3/4 of Australians oppose plebiscite
Over 3/4 of Australians oppose a plebiscite on their right to marry, a new survey has found. The latest poll from a group campaigning against the government's decision to hold plebiscite shows 36% of respondents support a popular vote on same-sex marriage when asked to consider their own right to marry.
The Galaxy survey of 1000 Australians, commissioned by Parents and Friends of Lesbians and Gays, found 76 per cent of respondents would not be happy if they needed popular support before getting married.
Long-time same-sex marriage advocate Rodney Croome said: "It's clear that when everyday Australians are encouraged to walk in the shoes of LGBTIQ people, they reject a plebiscite."
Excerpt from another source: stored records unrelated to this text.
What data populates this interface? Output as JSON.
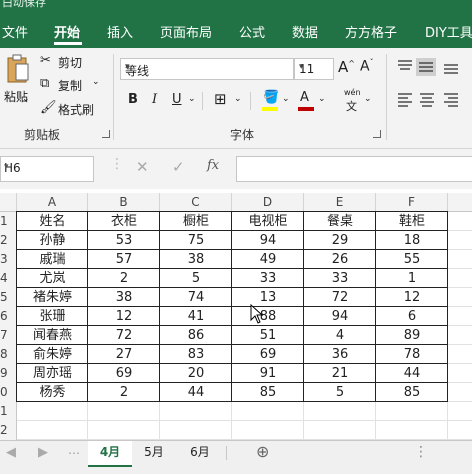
{
  "window": {
    "title_fragment": "白动保存"
  },
  "tabs": [
    "文件",
    "开始",
    "插入",
    "页面布局",
    "公式",
    "数据",
    "方方格子",
    "DIY工具"
  ],
  "active_tab": "开始",
  "ribbon": {
    "clipboard": {
      "paste": "粘贴",
      "cut": "剪切",
      "copy": "复制",
      "format_painter": "格式刷",
      "group": "剪贴板"
    },
    "font": {
      "font_name": "等线",
      "font_size": "11",
      "bold": "B",
      "italic": "I",
      "underline": "U",
      "font_color": "A",
      "wen_top": "wén",
      "wen": "文",
      "group": "字体"
    }
  },
  "formula_bar": {
    "name_box": "H6",
    "fx": "fx",
    "content": ""
  },
  "columns": [
    "A",
    "B",
    "C",
    "D",
    "E",
    "F"
  ],
  "row_numbers": [
    "1",
    "2",
    "3",
    "4",
    "5",
    "6",
    "7",
    "8",
    "9",
    "0",
    "1",
    "2"
  ],
  "header_row": [
    "姓名",
    "衣柜",
    "橱柜",
    "电视柜",
    "餐桌",
    "鞋柜"
  ],
  "rows": [
    [
      "孙静",
      "53",
      "75",
      "94",
      "29",
      "18"
    ],
    [
      "戚瑞",
      "57",
      "38",
      "49",
      "26",
      "55"
    ],
    [
      "尤岚",
      "2",
      "5",
      "33",
      "33",
      "1"
    ],
    [
      "褚朱婷",
      "38",
      "74",
      "13",
      "72",
      "12"
    ],
    [
      "张珊",
      "12",
      "41",
      "88",
      "94",
      "6"
    ],
    [
      "闻春燕",
      "72",
      "86",
      "51",
      "4",
      "89"
    ],
    [
      "俞朱婷",
      "27",
      "83",
      "69",
      "36",
      "78"
    ],
    [
      "周亦瑶",
      "69",
      "20",
      "91",
      "21",
      "44"
    ],
    [
      "杨秀",
      "2",
      "44",
      "85",
      "5",
      "85"
    ]
  ],
  "sheets": [
    "4月",
    "5月",
    "6月"
  ],
  "active_sheet": "4月",
  "colors": {
    "accent": "#217346",
    "underline_red": "#c00000",
    "highlight_yellow": "#ffff00"
  }
}
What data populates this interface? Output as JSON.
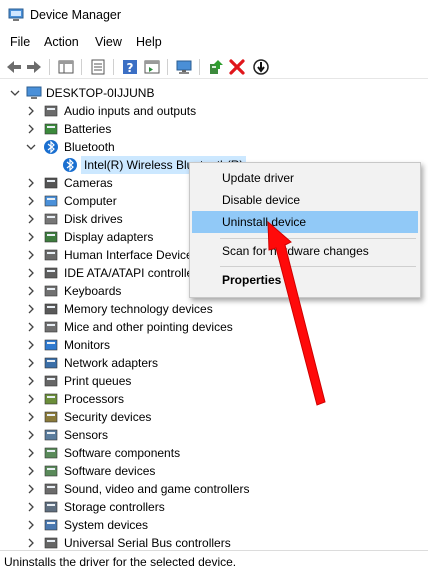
{
  "window": {
    "title": "Device Manager"
  },
  "menu": [
    "File",
    "Action",
    "View",
    "Help"
  ],
  "toolbar": {
    "buttons": [
      "back-arrow-icon",
      "forward-arrow-icon",
      "show-hide-console-tree-icon",
      "properties-icon",
      "help-icon",
      "action-pane-icon",
      "monitor-icon",
      "update-driver-icon",
      "uninstall-x-icon",
      "disable-device-icon"
    ]
  },
  "tree": {
    "root": "DESKTOP-0IJJUNB",
    "categories": [
      {
        "label": "Audio inputs and outputs",
        "icon": "speaker-icon"
      },
      {
        "label": "Batteries",
        "icon": "battery-icon"
      },
      {
        "label": "Bluetooth",
        "icon": "bluetooth-icon",
        "expanded": true
      },
      {
        "label": "Cameras",
        "icon": "camera-icon"
      },
      {
        "label": "Computer",
        "icon": "computer-icon"
      },
      {
        "label": "Disk drives",
        "icon": "disk-drive-icon"
      },
      {
        "label": "Display adapters",
        "icon": "display-adapter-icon"
      },
      {
        "label": "Human Interface Devices",
        "icon": "hid-icon"
      },
      {
        "label": "IDE ATA/ATAPI controllers",
        "icon": "ide-controller-icon"
      },
      {
        "label": "Keyboards",
        "icon": "keyboard-icon"
      },
      {
        "label": "Memory technology devices",
        "icon": "memory-icon"
      },
      {
        "label": "Mice and other pointing devices",
        "icon": "mouse-icon"
      },
      {
        "label": "Monitors",
        "icon": "monitor-icon"
      },
      {
        "label": "Network adapters",
        "icon": "network-adapter-icon"
      },
      {
        "label": "Print queues",
        "icon": "printer-icon"
      },
      {
        "label": "Processors",
        "icon": "processor-icon"
      },
      {
        "label": "Security devices",
        "icon": "security-icon"
      },
      {
        "label": "Sensors",
        "icon": "sensor-icon"
      },
      {
        "label": "Software components",
        "icon": "software-component-icon"
      },
      {
        "label": "Software devices",
        "icon": "software-device-icon"
      },
      {
        "label": "Sound, video and game controllers",
        "icon": "sound-icon"
      },
      {
        "label": "Storage controllers",
        "icon": "storage-controller-icon"
      },
      {
        "label": "System devices",
        "icon": "system-device-icon"
      },
      {
        "label": "Universal Serial Bus controllers",
        "icon": "usb-icon"
      }
    ],
    "bluetooth_child": "Intel(R) Wireless Bluetooth(R)"
  },
  "context_menu": {
    "items": [
      "Update driver",
      "Disable device",
      "Uninstall device",
      "Scan for hardware changes",
      "Properties"
    ],
    "highlighted": "Uninstall device"
  },
  "status": "Uninstalls the driver for the selected device.",
  "colors": {
    "selection": "#cce8ff",
    "menu_highlight": "#91c9f7",
    "arrow": "#ff0a0a"
  }
}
Asked "would you be happy if you had to rely on millions of Australians to provide their approval through a national vote before you could get married", 13 per cent of respondents said they would be happy to rely on a popular vote while 11 per cent said they did not know.
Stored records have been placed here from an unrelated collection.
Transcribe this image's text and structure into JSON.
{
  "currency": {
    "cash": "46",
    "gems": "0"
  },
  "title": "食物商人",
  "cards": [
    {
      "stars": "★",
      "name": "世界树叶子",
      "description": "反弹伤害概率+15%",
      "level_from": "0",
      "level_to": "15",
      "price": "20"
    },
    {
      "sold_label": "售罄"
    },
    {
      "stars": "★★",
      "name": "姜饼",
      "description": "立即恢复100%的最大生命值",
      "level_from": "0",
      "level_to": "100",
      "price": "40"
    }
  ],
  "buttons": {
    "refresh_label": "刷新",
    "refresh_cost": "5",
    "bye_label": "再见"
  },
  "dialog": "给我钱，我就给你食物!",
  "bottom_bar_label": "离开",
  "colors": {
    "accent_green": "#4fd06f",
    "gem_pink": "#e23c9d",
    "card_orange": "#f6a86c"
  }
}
When reminded the public may be asked to vote in a national plebiscite on whether or not same-sex couples should be allowed to get married in Australia, 36 per cent of respondents said they supported a plebiscite, compared with 35 per cent who are opposed and 29 per cent who said they were undecided.
In July, 48 per cent of Australians supported a plebiscite on same-sex marriage, compared with 35 per cent who were opposed.
Pollsters say the shift can be attributed in part to questions about wide marriage rights in the survey.